By Ron Cowen
To study some of the hottest regions in the universe, the Japanese Aerospace Exploration Agency has launched the coldest instrument ever flown. Chilled to six-hundredths of a degree above absolute zero, the X-ray Spectrometer-2 is one of six devices carried by a Japanese-NASA satellite now gearing up to study high-energy emissions from such sources as the hot gas expelled by supernovas, the energetic material spiraling into black holes, and the warm gas among stars and between galaxies.
Originally known as Astro-E2, the satellite is identical to a mission that burned up 5 years ago when a launch rocket malfunctioned (SN: 3/25/00, p. 206: Available to subscribers at X-ray telescope vanishes).

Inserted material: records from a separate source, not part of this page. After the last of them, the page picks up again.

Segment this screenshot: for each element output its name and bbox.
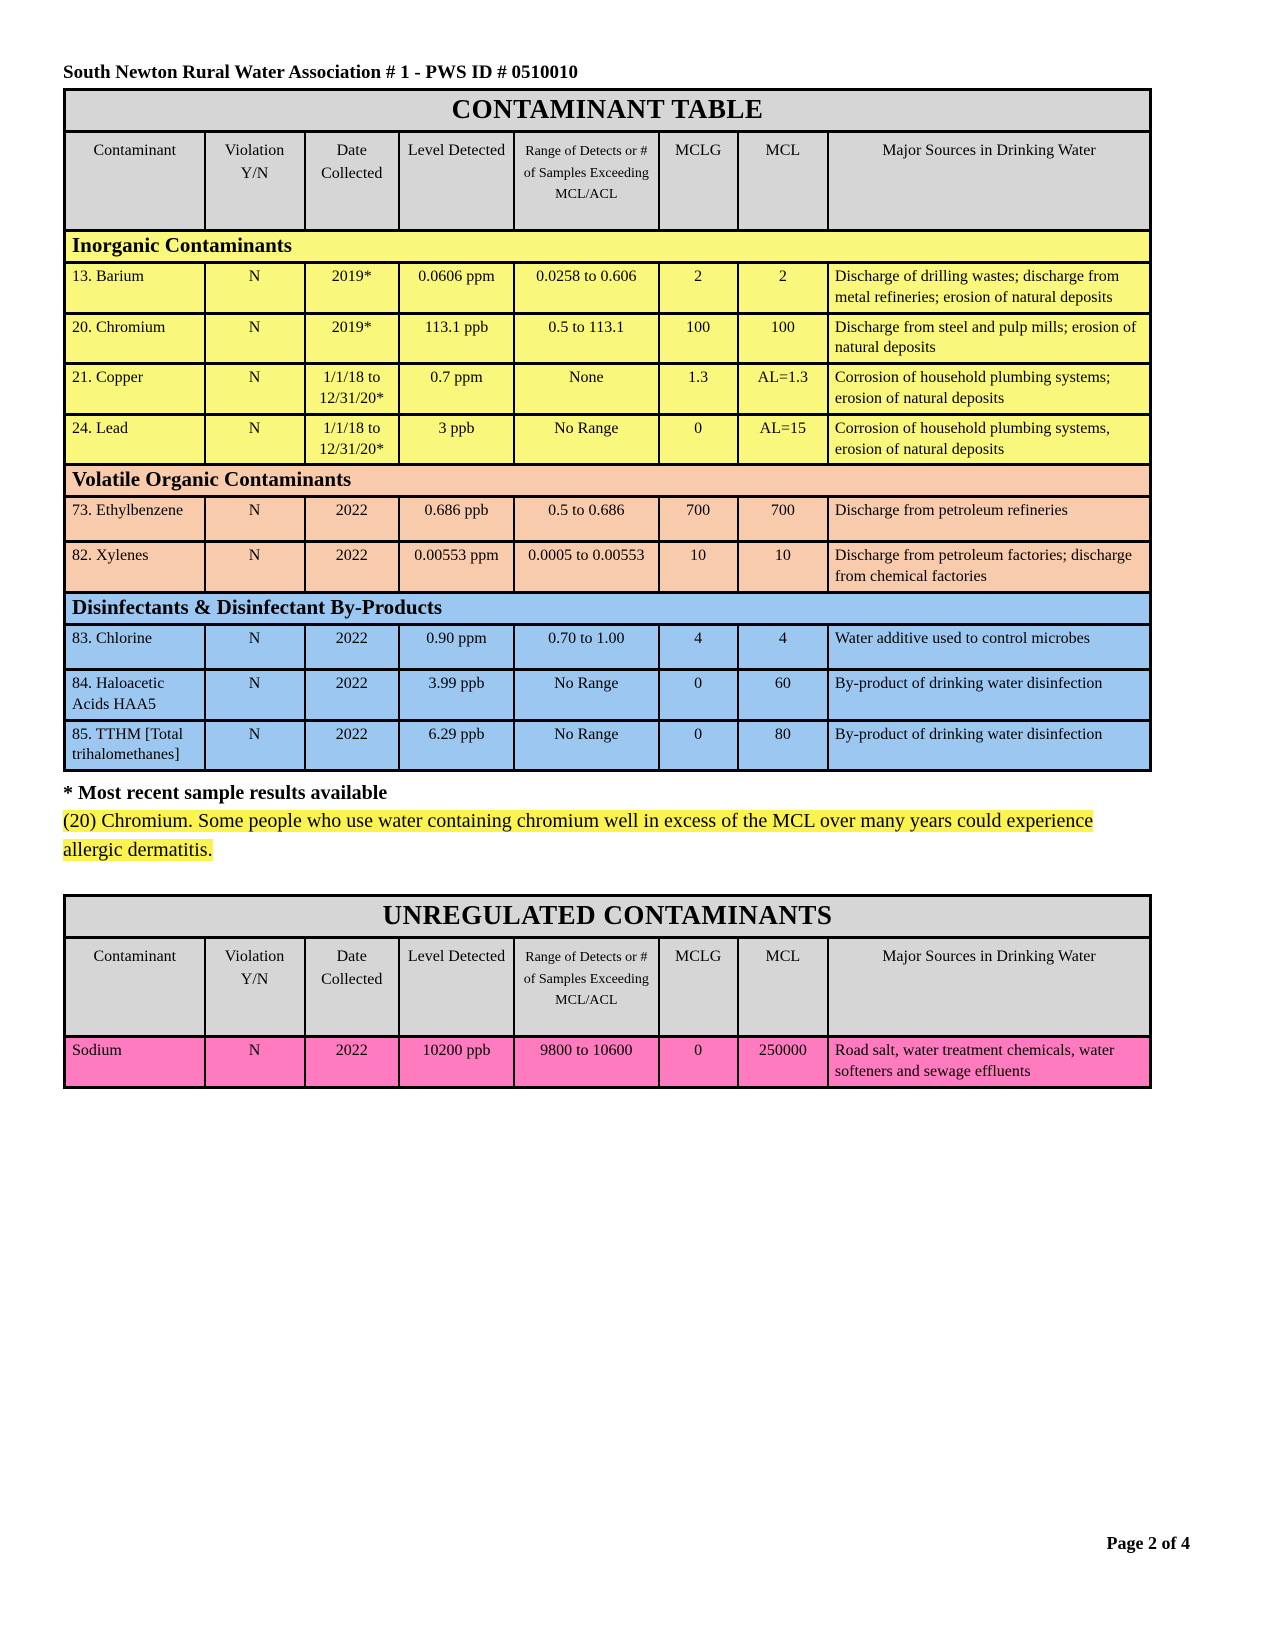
table-cell: 1/1/18 to 12/31/20* bbox=[305, 414, 399, 465]
table-cell: 100 bbox=[659, 313, 738, 364]
table-cell: 20. Chromium bbox=[65, 313, 205, 364]
table-cell: Discharge from petroleum factories; discharge from chemical factories bbox=[828, 542, 1151, 593]
table-row bbox=[65, 542, 1151, 593]
page-title: South Newton Rural Water Association # 1 - PWS ID # 0510010 bbox=[63, 62, 578, 83]
column-header-contaminant: Contaminant bbox=[65, 132, 205, 231]
table-cell: By-product of drinking water disinfection bbox=[828, 669, 1151, 720]
column-header-level-detected: Level Detected bbox=[399, 132, 514, 231]
table-cell: 73. Ethylbenzene bbox=[65, 497, 205, 542]
table-cell: 0 bbox=[659, 1036, 738, 1087]
table-cell: 2019* bbox=[305, 263, 399, 314]
column-header-mclg: MCLG bbox=[659, 937, 738, 1036]
spacer bbox=[63, 864, 1212, 894]
table-row bbox=[65, 414, 1151, 465]
chromium-note-highlighted-text: (20) Chromium. Some people who use water containing chromium well in excess of the MCL over many years could experience allergic dermatitis. bbox=[63, 810, 1094, 861]
table-cell: 0.70 to 1.00 bbox=[514, 624, 658, 669]
table-cell: No Range bbox=[514, 720, 658, 771]
table-row bbox=[65, 1036, 1151, 1087]
table-cell: Discharge from petroleum refineries bbox=[828, 497, 1151, 542]
column-header-mclg: MCLG bbox=[659, 132, 738, 231]
table-cell: N bbox=[205, 624, 305, 669]
unregulated-table-banner-row bbox=[65, 895, 1151, 937]
table-cell: No Range bbox=[514, 414, 658, 465]
column-header-range-of-detects: Range of Detects or # of Samples Exceeding MCL/ACL bbox=[514, 132, 658, 231]
table-cell: 0.5 to 0.686 bbox=[514, 497, 658, 542]
table-cell: 24. Lead bbox=[65, 414, 205, 465]
table-row bbox=[65, 364, 1151, 415]
table-row bbox=[65, 624, 1151, 669]
table-cell: 4 bbox=[659, 624, 738, 669]
table-cell: 0 bbox=[659, 720, 738, 771]
table-row bbox=[65, 720, 1151, 771]
table-cell: Discharge from steel and pulp mills; erosion of natural deposits bbox=[828, 313, 1151, 364]
table-cell: N bbox=[205, 263, 305, 314]
table-cell: 6.29 ppb bbox=[399, 720, 514, 771]
unregulated-table-title: UNREGULATED CONTAMINANTS bbox=[65, 895, 1151, 937]
table-row bbox=[65, 313, 1151, 364]
table-cell: 2022 bbox=[305, 624, 399, 669]
contaminant-table-banner-row bbox=[65, 90, 1151, 132]
column-header-range-of-detects: Range of Detects or # of Samples Exceeding MCL/ACL bbox=[514, 937, 658, 1036]
chromium-note bbox=[63, 807, 1152, 864]
table-cell: 21. Copper bbox=[65, 364, 205, 415]
table-cell: 10200 ppb bbox=[399, 1036, 514, 1087]
table-cell: N bbox=[205, 669, 305, 720]
section-header: Volatile Organic Contaminants bbox=[65, 465, 1151, 497]
table-cell: 10 bbox=[659, 542, 738, 593]
column-header-violation: Violation Y/N bbox=[205, 937, 305, 1036]
table-row bbox=[65, 497, 1151, 542]
table-cell: N bbox=[205, 497, 305, 542]
table-cell: 2022 bbox=[305, 669, 399, 720]
footnote-text: * Most recent sample results available bbox=[63, 782, 388, 805]
section-header: Disinfectants & Disinfectant By-Products bbox=[65, 592, 1151, 624]
column-header-level-detected: Level Detected bbox=[399, 937, 514, 1036]
section-header-row bbox=[65, 592, 1151, 624]
table-cell: 2022 bbox=[305, 497, 399, 542]
table-cell: Sodium bbox=[65, 1036, 205, 1087]
column-header-date-collected: Date Collected bbox=[305, 132, 399, 231]
table-cell: 1.3 bbox=[659, 364, 738, 415]
column-header-major-sources: Major Sources in Drinking Water bbox=[828, 937, 1151, 1036]
table-cell: 60 bbox=[738, 669, 828, 720]
table-cell: By-product of drinking water disinfection bbox=[828, 720, 1151, 771]
table-cell: Road salt, water treatment chemicals, water softeners and sewage effluents bbox=[828, 1036, 1151, 1087]
table-cell: N bbox=[205, 1036, 305, 1087]
contaminant-table-header-row bbox=[65, 132, 1151, 231]
section-header-row bbox=[65, 231, 1151, 263]
table-cell: 10 bbox=[738, 542, 828, 593]
table-cell: 80 bbox=[738, 720, 828, 771]
section-header-row bbox=[65, 465, 1151, 497]
table-cell: 4 bbox=[738, 624, 828, 669]
table-cell: Water additive used to control microbes bbox=[828, 624, 1151, 669]
table-cell: 83. Chlorine bbox=[65, 624, 205, 669]
table-cell: 1/1/18 to 12/31/20* bbox=[305, 364, 399, 415]
table-cell: None bbox=[514, 364, 658, 415]
unregulated-table-body bbox=[65, 1036, 1151, 1087]
contaminant-table-body bbox=[65, 231, 1151, 771]
table-cell: 2022 bbox=[305, 720, 399, 771]
contaminant-table-title: CONTAMINANT TABLE bbox=[65, 90, 1151, 132]
column-header-major-sources: Major Sources in Drinking Water bbox=[828, 132, 1151, 231]
table-cell: 113.1 ppb bbox=[399, 313, 514, 364]
contaminant-table bbox=[63, 88, 1152, 772]
table-cell: 0.0606 ppm bbox=[399, 263, 514, 314]
table-cell: 2022 bbox=[305, 542, 399, 593]
table-cell: AL=15 bbox=[738, 414, 828, 465]
table-row bbox=[65, 669, 1151, 720]
table-cell: Discharge of drilling wastes; discharge from metal refineries; erosion of natural deposits bbox=[828, 263, 1151, 314]
table-cell: 2022 bbox=[305, 1036, 399, 1087]
unregulated-contaminants-table bbox=[63, 894, 1152, 1089]
table-cell: 2 bbox=[659, 263, 738, 314]
column-header-date-collected: Date Collected bbox=[305, 937, 399, 1036]
table-cell: 82. Xylenes bbox=[65, 542, 205, 593]
table-cell: 9800 to 10600 bbox=[514, 1036, 658, 1087]
column-header-mcl: MCL bbox=[738, 937, 828, 1036]
table-cell: N bbox=[205, 542, 305, 593]
section-header: Inorganic Contaminants bbox=[65, 231, 1151, 263]
column-header-contaminant: Contaminant bbox=[65, 937, 205, 1036]
table-cell: 85. TTHM [Total trihalomethanes] bbox=[65, 720, 205, 771]
table-cell: 3.99 ppb bbox=[399, 669, 514, 720]
table-cell: 0.0258 to 0.606 bbox=[514, 263, 658, 314]
table-cell: 0.0005 to 0.00553 bbox=[514, 542, 658, 593]
table-cell: No Range bbox=[514, 669, 658, 720]
table-cell: 0.7 ppm bbox=[399, 364, 514, 415]
table-cell: 700 bbox=[659, 497, 738, 542]
table-cell: Corrosion of household plumbing systems; erosion of natural deposits bbox=[828, 364, 1151, 415]
table-cell: 0.00553 ppm bbox=[399, 542, 514, 593]
table-cell: 0.5 to 113.1 bbox=[514, 313, 658, 364]
table-cell: 700 bbox=[738, 497, 828, 542]
column-header-violation: Violation Y/N bbox=[205, 132, 305, 231]
table-cell: 0 bbox=[659, 669, 738, 720]
table-cell: N bbox=[205, 720, 305, 771]
table-cell: 84. Haloacetic Acids HAA5 bbox=[65, 669, 205, 720]
table-cell: 0.686 ppb bbox=[399, 497, 514, 542]
table-cell: N bbox=[205, 414, 305, 465]
table-cell: 0 bbox=[659, 414, 738, 465]
table-cell: 100 bbox=[738, 313, 828, 364]
table-cell: AL=1.3 bbox=[738, 364, 828, 415]
table-row bbox=[65, 263, 1151, 314]
table-cell: 0.90 ppm bbox=[399, 624, 514, 669]
page-number: Page 2 of 4 bbox=[1106, 1533, 1190, 1553]
table-cell: N bbox=[205, 313, 305, 364]
table-cell: 2019* bbox=[305, 313, 399, 364]
table-cell: 250000 bbox=[738, 1036, 828, 1087]
table-cell: N bbox=[205, 364, 305, 415]
table-cell: 3 ppb bbox=[399, 414, 514, 465]
table-cell: 13. Barium bbox=[65, 263, 205, 314]
table-cell: Corrosion of household plumbing systems, erosion of natural deposits bbox=[828, 414, 1151, 465]
table-cell: 2 bbox=[738, 263, 828, 314]
unregulated-table-header-row bbox=[65, 937, 1151, 1036]
column-header-mcl: MCL bbox=[738, 132, 828, 231]
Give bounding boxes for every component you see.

After the new satellite’s successful launch on July 10, the Japanese agency renamed the satellite Suzaku, the Japanese word for a bird symbolizing renewal in Chinese mythology.
Suzaku records higher-energy X rays than two other missions already in orbit, NASA’s Chandra X-ray Observatory and the European Space Agency’s XMM-Newton telescope. A cooler on Suzaku keeps the detector at temperatures low enough to sense the tiny amount of heat imparted by an individual X-ray photon—just a few thousandths of a degree Kelvin.
Thus, the spectrometer is 10 times as accurate as any similar instrument.